I am partial
to making connections that help make my novels believable if not exactly
historically correct. Serendipity connections, such as the one I experienced
when writing Aurora Redress (See my post under my Aurora Rescue blog:
http://aurorarescue.blogspot.com/2010/02/i-love-it-when-things-come-together.html)
add joy to my writing experience.
Yes, in Abilene
Gamble I could manufacture a connection out of blue sky to explain the
hatred Harry Bradford has for Wilfred Osprey. I probably could be like many
writers who give no background at all, but just say, okay, here's my villain.
However, I like to make believable historical connections when I can.
I placed
Harry Bradford in the 10th Indiana Cavalry. Wilfred Osprey served in the 13th
Indiana Cavalry. Those two regiments formed about the same time around December
of 1863 and on occasion served in the same general region. What is so special
about that?
The 13th
Indiana Cavalry was partially made up of 84 former members of the Independent
Scouts Indiana Company.

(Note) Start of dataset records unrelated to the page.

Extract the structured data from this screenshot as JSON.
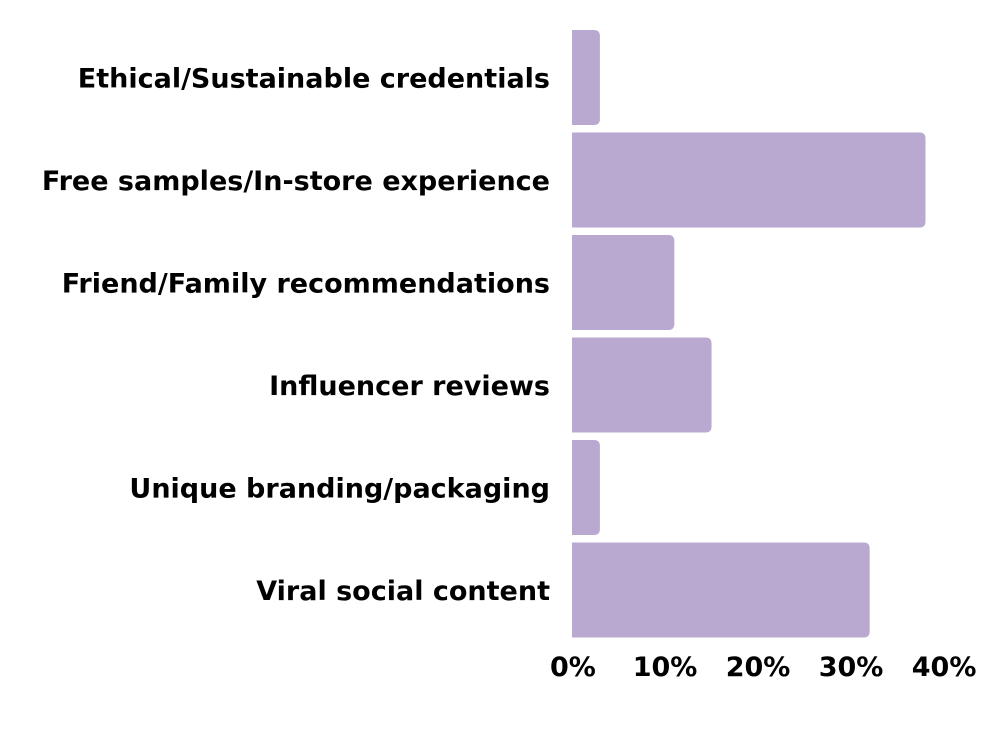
{
  "chart_data": {
    "type": "bar",
    "orientation": "horizontal",
    "title": "",
    "xlabel": "",
    "ylabel": "",
    "categories": [
      "Ethical/Sustainable credentials",
      "Free samples/In-store experience",
      "Friend/Family recommendations",
      "Influencer reviews",
      "Unique branding/packaging",
      "Viral social content"
    ],
    "values": [
      3,
      38,
      11,
      15,
      3,
      32
    ],
    "xlim": [
      0,
      43
    ],
    "x_ticks": [
      0,
      10,
      20,
      30,
      40
    ],
    "x_tick_labels": [
      "0%",
      "10%",
      "20%",
      "30%",
      "40%"
    ],
    "grid": false,
    "legend": "none",
    "bar_color": "#b9a8d0"
  }
}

I find it interesting that this regiment was formed not
in Indiana, but in Leavenworth, Kansas. The mission of the Independent Scouts:
"assisted the provost marshal in arresting deserters, enforcing the draft,
and guarding river border against invasions from enemy cavalry and
guerrillas." I don't know what that says to you, but it screams GUERRILLA FIGHTERS
to me.
That is connection number one.
Then my good friend and fellow
genealogist, Joe Powell, who has a family connection to William Quantrill, the
infamous Missouri guerrilla fighter, loaned me a couple of books. The book to
the left was published in 1959, long before the internet. It contains many
interesting accounts of not only Bill Quantrill, but of other bushwhackers,
Jayhawkers, Union and Confederate soldiers and generals including a Union
general named James Henry Lane.
This photo of General Lane was
taken from the book, Quantrill and his civil war guerillas written by
Carl W. Breihan. Before the Civil War, James Lane was a leader of the
Jayhawkers, a Kansas guerrilla group that fought against Missourians striving
to bring Kansas into the Union as a slave state.

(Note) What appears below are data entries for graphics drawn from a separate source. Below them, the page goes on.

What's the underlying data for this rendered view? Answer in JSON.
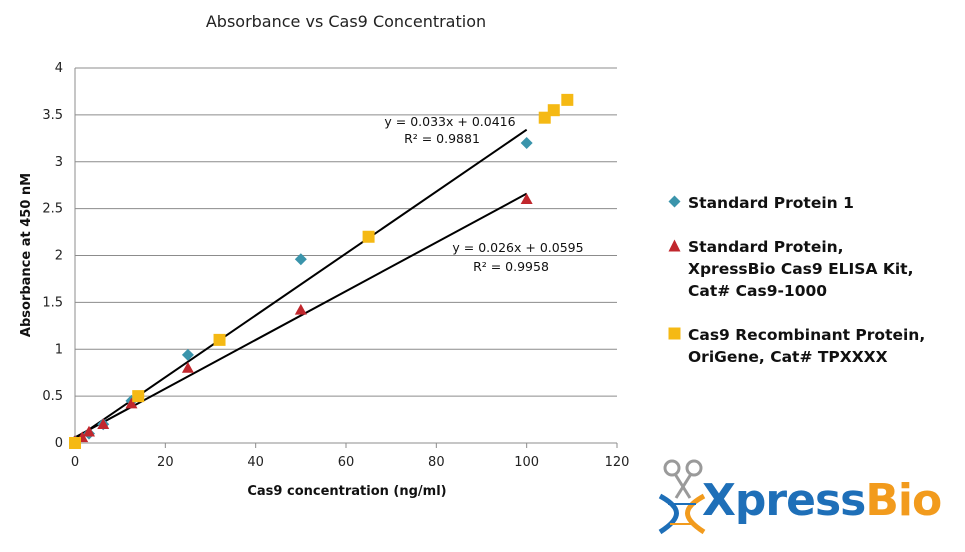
{
  "chart_data": {
    "type": "scatter",
    "title": "Absorbance vs Cas9 Concentration",
    "xlabel": "Cas9 concentration (ng/ml)",
    "ylabel": "Absorbance at 450 nM",
    "xlim": [
      0,
      120
    ],
    "ylim": [
      0,
      4
    ],
    "xticks": [
      0,
      20,
      40,
      60,
      80,
      100,
      120
    ],
    "yticks": [
      0,
      0.5,
      1,
      1.5,
      2,
      2.5,
      3,
      3.5,
      4
    ],
    "xtick_labels": [
      "0",
      "20",
      "40",
      "60",
      "80",
      "100",
      "120"
    ],
    "ytick_labels": [
      "0",
      "0.5",
      "1",
      "1.5",
      "2",
      "2.5",
      "3",
      "3.5",
      "4"
    ],
    "grid": "horizontal",
    "legend_position": "right",
    "series": [
      {
        "name": "Standard Protein 1",
        "marker": "diamond",
        "color": "#3a94ab",
        "x": [
          0,
          3.1,
          6.25,
          12.5,
          25,
          50,
          100
        ],
        "y": [
          0.02,
          0.1,
          0.2,
          0.45,
          0.94,
          1.96,
          3.2
        ]
      },
      {
        "name": "Standard Protein,\nXpressBio Cas9 ELISA Kit,\nCat# Cas9-1000",
        "marker": "triangle",
        "color": "#c1272d",
        "x": [
          0,
          1.6,
          3.1,
          6.25,
          12.5,
          25,
          50,
          100
        ],
        "y": [
          0.02,
          0.06,
          0.12,
          0.2,
          0.42,
          0.8,
          1.42,
          2.6
        ]
      },
      {
        "name": "Cas9 Recombinant Protein,\nOriGene, Cat# TPXXXX",
        "marker": "square",
        "color": "#f5b914",
        "x": [
          0,
          14,
          32,
          65,
          104,
          106,
          109
        ],
        "y": [
          0.0,
          0.5,
          1.1,
          2.2,
          3.47,
          3.55,
          3.66
        ]
      }
    ],
    "trendlines": [
      {
        "slope": 0.033,
        "intercept": 0.0416,
        "x_range": [
          0,
          100
        ]
      },
      {
        "slope": 0.026,
        "intercept": 0.0595,
        "x_range": [
          0,
          100
        ]
      }
    ],
    "annotations": [
      {
        "line1": "y = 0.033x + 0.0416",
        "line2": "R² = 0.9881"
      },
      {
        "line1": "y = 0.026x + 0.0595",
        "line2": "R² = 0.9958"
      }
    ]
  },
  "logo": {
    "text_part1": "Xpress",
    "text_part2": "Bio"
  }
}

It was in retaliation to this
incident that Quantrill's guerrillas attacked the city of Lawrence, Kansas on
August 21, 1863 killing 164 men and destroying the city. One of the goals of
the guerrillas was to find and kill James Lane who was in residence there at
the time. Lane managed to flee and hide in a nearby cornfield.
What is connection number
2?
James Henry Lane was born in
Lawrenceburg, Indiana in 1814, He studied law under his father and was admitted
to the bar in 1840. He served as a U.S. Congressman from Indiana from 1853-55,
after which he moved to Kansas to become involved with the leadership of the
Jayhawkers which was part of the Free-Soil movement.
Would it be any wonder that
Wilfred Osprey, son of a poor, abusive, alcoholic part-time dock worker in Lawrenceburg,
Indiana (Lawrenceburg was a port along the Ohio River) escaped his family circumstances by following a local hero to Kansas
where his tendency for lawless violence was encouraged among the Jayhawkers
serving under Lane? Isn't it reasonable that he fought under Lane in the Civil
War until the general was discredited? Needing a place to go to continue his
proclivities for violence, what better opportunity for the Indiana native might
there have been than to join another unit from his home state being formed in
Leavenworth, Kansas, a unit where his history was not known and where he might
be welcomed to continue the kind of fighting he relished against those he had
for years viewed as his enemies?
Did I need to put together this
kind of background for this character? No. Much of it came about because of
serendipity while doing basic historical research, not because I spent a lot of
time searching specifically for a plausible explanation. But, I like the depth
created in my novel when I can make these connections to explain why this
particular villain became the man he was who commited the crimes he did.
VERY Interesting........I loved the entire read!!!!